WASHINGTON (Reuters) - A White House proposal to establish an independent council to set Medicare fees and other changes to the government health program for the elderly could save up to $2 billion from 2016 through 2019, the Congressional Budget Office said on Saturday.
The nonpartisan CBO said, however, that the plan, if added to a sweeping healthcare reform bill, could also easily produce no additional savings because it lacks specific goals and proposes no "fall-back" mechanism to ensure cost-reduction objectives are met.
"The estimated savings of $2 billion over the latter half of the 2010-2019 period represent a probabilistic assessment of a range of possible outcomes," CBO director Douglas Elmendorf wrote in a letter to House of Representatives Majority Leader Steny Hoyer and other leaders in Congress, which is considering legislation to overhaul the $2.5 trillion healthcare industry.
President Barack Obama and his Democratic allies have seized upon potential savings within the Medicare program in a bid to counter Republicans and fiscally conservative Democrats who say the reforms aimed at providing more health care coverage to Americans are too costly.
Elmendorf said it was unlikely an independent rate-setting council appointed by Obama would recommend actions that add "substantial additional savings" to those anticipated under a healthcare reform bill in Congress.
He said the council might be weighted toward medical providers who might not be inclined to recommend deeper cuts in provider payments. Further savings also may be limited without more substantial changes to the structure of payments and incentives to medical providers -- something that would require politically difficult legislation.
Rep. Pete Stark, a critic of Obama's Medicare commission idea who chairs the House Ways and Means Health Subcommittee, said the CBO report showed little added benefit from creating an independent commission.
"CBO states HR 3200, the House health reform bill, controls long-term costs in the health care delivery system.
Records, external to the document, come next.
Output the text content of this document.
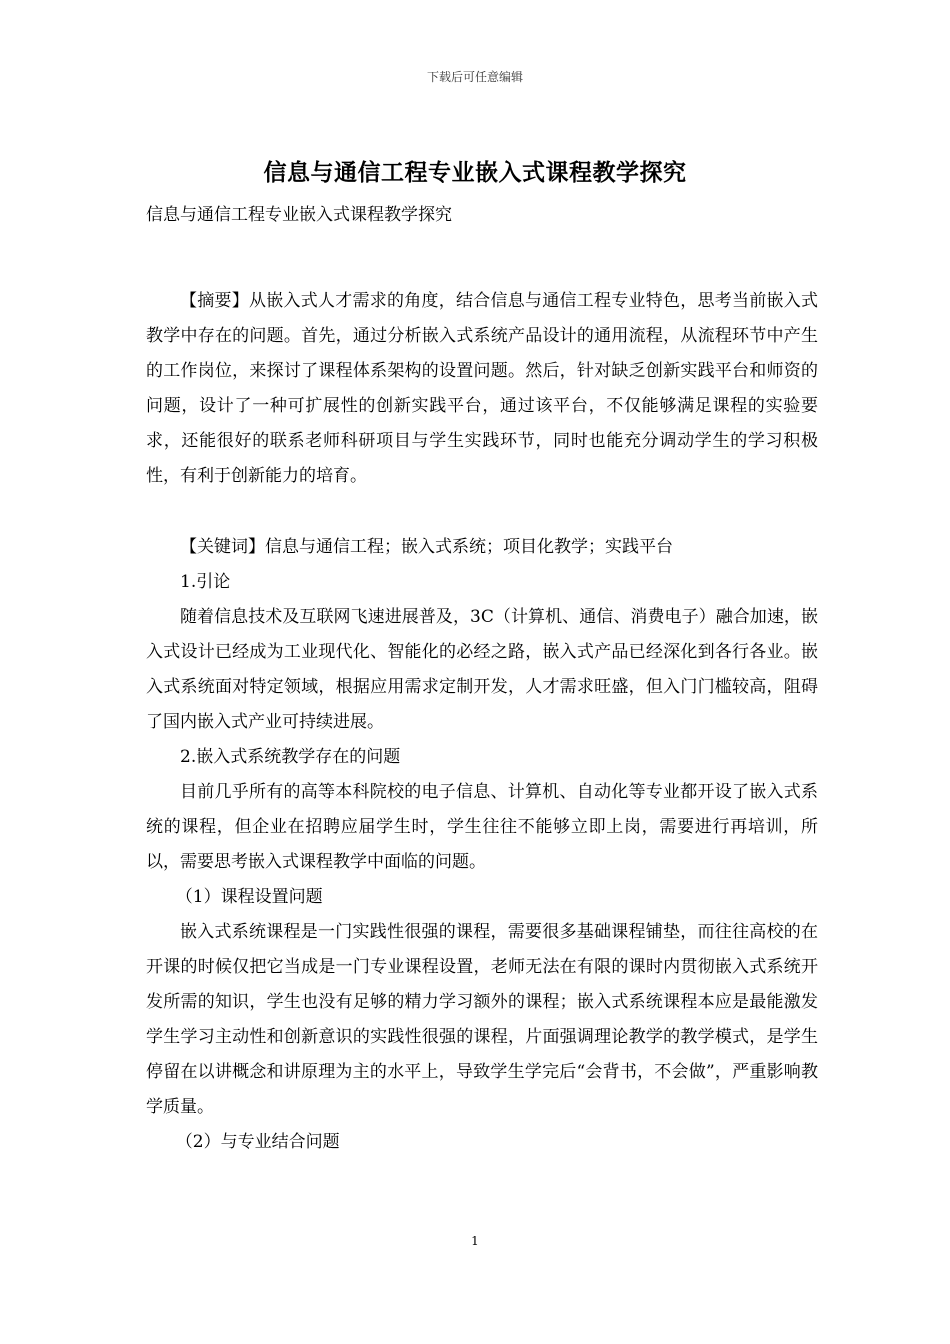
下载后可任意编辑
信息与通信工程专业嵌入式课程教学探究

信息与通信工程专业嵌入式课程教学探究

【摘要】从嵌入式人才需求的角度，结合信息与通信工程专业特色，思考当前嵌入式教学中存在的问题。首先，通过分析嵌入式系统产品设计的通用流程，从流程环节中产生的工作岗位，来探讨了课程体系架构的设置问题。然后，针对缺乏创新实践平台和师资的问题，设计了一种可扩展性的创新实践平台，通过该平台，不仅能够满足课程的实验要求，还能很好的联系老师科研项目与学生实践环节，同时也能充分调动学生的学习积极性，有利于创新能力的培育。

【关键词】信息与通信工程；嵌入式系统；项目化教学；实践平台

1.引论

随着信息技术及互联网飞速进展普及，3C（计算机、通信、消费电子）融合加速，嵌入式设计已经成为工业现代化、智能化的必经之路，嵌入式产品已经深化到各行各业。嵌入式系统面对特定领域，根据应用需求定制开发，人才需求旺盛，但入门门槛较高，阻碍了国内嵌入式产业可持续进展。

2.嵌入式系统教学存在的问题

目前几乎所有的高等本科院校的电子信息、计算机、自动化等专业都开设了嵌入式系统的课程，但企业在招聘应届学生时，学生往往不能够立即上岗，需要进行再培训，所以，需要思考嵌入式课程教学中面临的问题。

（1）课程设置问题

嵌入式系统课程是一门实践性很强的课程，需要很多基础课程铺垫，而往往高校的在开课的时候仅把它当成是一门专业课程设置，老师无法在有限的课时内贯彻嵌入式系统开发所需的知识，学生也没有足够的精力学习额外的课程；嵌入式系统课程本应是最能激发学生学习主动性和创新意识的实践性很强的课程，片面强调理论教学的教学模式，是学生停留在以讲概念和讲原理为主的水平上，导致学生学完后“会背书，不会做”，严重影响教学质量。

（2）与专业结合问题

1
CBO further contends that an independent commission for Medicare-IMAC would have a 'high probability' that there would be no long term savings," the California Democrat said in a statement.
The federal Medicare program insures some 44 million elderly and disabled Americans at an annual cost of about $450 billion, almost one-fifth of total U.S. healthcare spending.
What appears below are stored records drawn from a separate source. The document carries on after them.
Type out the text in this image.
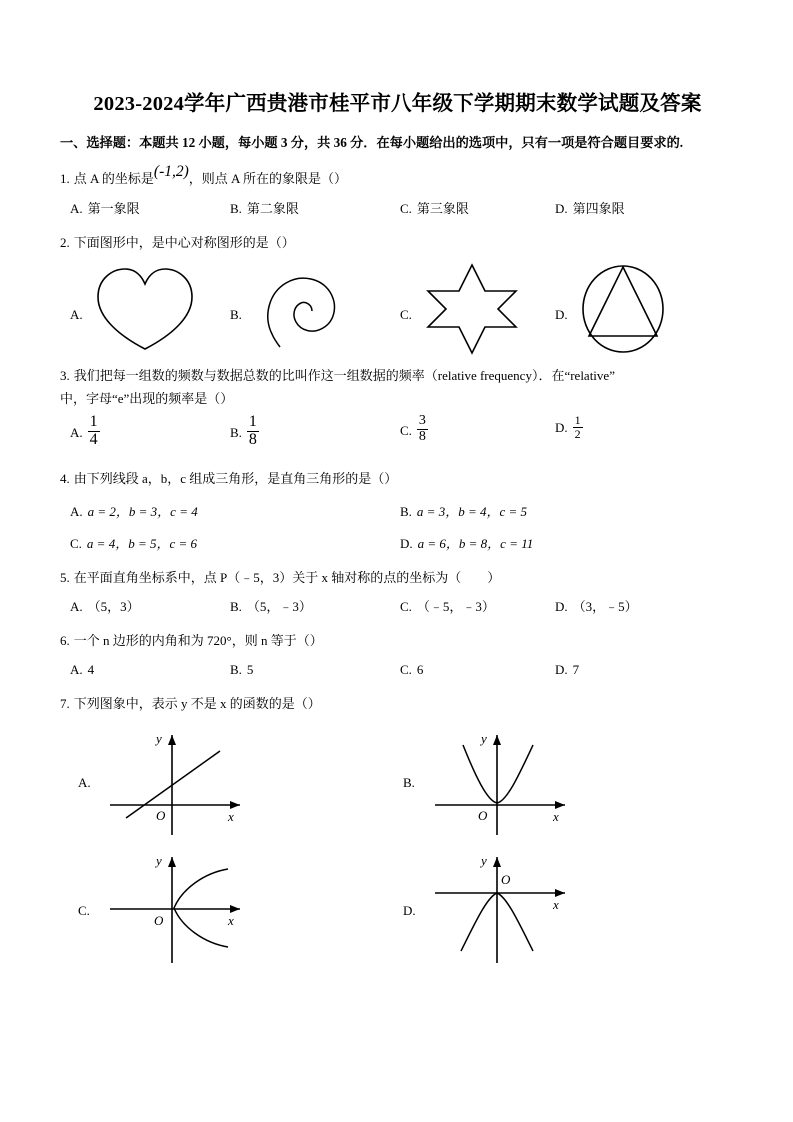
2023-2024学年广西贵港市桂平市八年级下学期期末数学试题及答案

一、选择题：本题共 12 小题，每小题 3 分，共 36 分．在每小题给出的选项中，只有一项是符合题目要求的.

1. 点 A 的坐标是(-1,2)，则点 A 所在的象限是（）

A. 第一象限	B. 第二象限	C. 第三象限	D. 第四象限

2. 下面图形中，是中心对称图形的是（）

A.	B.	C.	D.

3. 我们把每一组数的频数与数据总数的比叫作这一组数据的频率（relative frequency）．在“relative”

中，字母“e”出现的频率是（）

A. $\frac{1}{4}$	B. $\frac{1}{8}$	C. $\frac{3}{8}$	D. $\frac{1}{2}$

4. 由下列线段 a，b，c 组成三角形，是直角三角形的是（）

A. a = 2，b = 3，c = 4	B. a = 3，b = 4，c = 5
C. a = 4，b = 5，c = 6	D. a = 6，b = 8，c = 11

5. 在平面直角坐标系中，点 P（﹣5，3）关于 x 轴对称的点的坐标为（　　）

A. （5，3）	B. （5，﹣3）	C. （﹣5，﹣3）	D. （3，﹣5）

6. 一个 n 边形的内角和为 720°，则 n 等于（）

A. 4	B. 5	C. 6	D. 7

7. 下列图象中，表示 y 不是 x 的函数的是（）

A.
y
x
O
B.
y
x
O
C.
y
x
O
D.
y
x
O
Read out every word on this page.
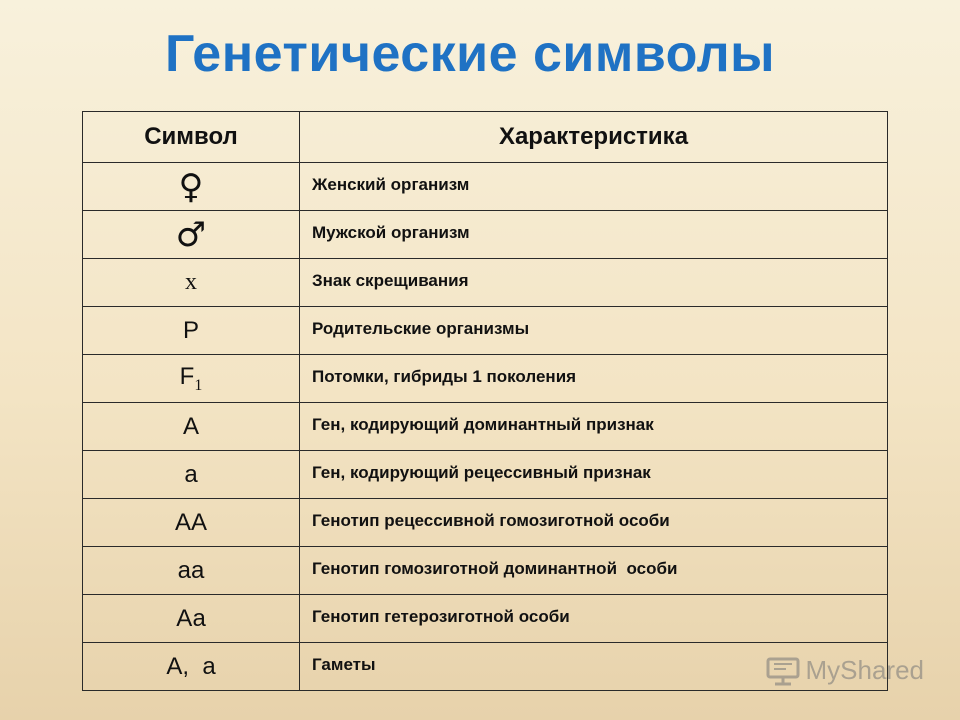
Генетические символы
Символ	Характеристика
♀	Женский организм
♂	Мужской организм
x	Знак скрещивания
Р	Родительские организмы
$F_1$	Потомки, гибриды 1 поколения
А	Ген, кодирующий доминантный признак
а	Ген, кодирующий рецессивный признак
АА	Генотип рецессивной гомозиготной особи
аа	Генотип гомозиготной доминантной  особи
Аа	Генотип гетерозиготной особи
А,  а	Гаметы	MyShared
Elmendorf in his letter said the plan also needs a fall-back mechanism to ensure some minimum spending cuts are achieved. That mechanism could include an across-the-board cut in payments if goals for cost reduction are not met, he said.
More substantial savings could be achieved if that and other enhancements were approved, including the setting of specific, feasible goals and giving the president's council clear authority to recommend broad changes to coverage, benefit design and payment systems.
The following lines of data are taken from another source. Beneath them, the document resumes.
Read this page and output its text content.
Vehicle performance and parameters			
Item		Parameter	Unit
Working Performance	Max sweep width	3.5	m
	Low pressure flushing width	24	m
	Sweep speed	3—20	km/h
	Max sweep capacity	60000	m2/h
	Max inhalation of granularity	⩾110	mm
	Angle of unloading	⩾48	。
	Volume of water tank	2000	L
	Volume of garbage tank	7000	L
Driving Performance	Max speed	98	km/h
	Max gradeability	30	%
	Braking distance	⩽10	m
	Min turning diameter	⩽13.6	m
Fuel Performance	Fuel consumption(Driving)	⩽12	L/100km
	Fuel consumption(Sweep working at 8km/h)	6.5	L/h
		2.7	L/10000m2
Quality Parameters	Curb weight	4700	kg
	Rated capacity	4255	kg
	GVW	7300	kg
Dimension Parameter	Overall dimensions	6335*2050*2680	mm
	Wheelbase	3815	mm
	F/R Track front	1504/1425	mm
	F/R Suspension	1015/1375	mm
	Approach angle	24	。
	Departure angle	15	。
Those savings could reach "several percent" of annual Medicare spending in the years beyond 2019 -- a level that would reduce Medicare outlays by tens of billions of dollars annually. But by that time, the original Obama health care plan would already be kicking in savings of tens of billions of dollars, Elmendorf noted.
"Substantial additional savings from an Independent Medicare Advisory Council-type proposal would probably require significant changes in coverage, benefit design, and payment and delivery systems aimed at reducing the quantity and intensity of services provided," Elmendorf wrote.
His letter noted that total federal resources devoted to health care programs would still increase because of provisions in the Obama plan to make health insurance available to more people.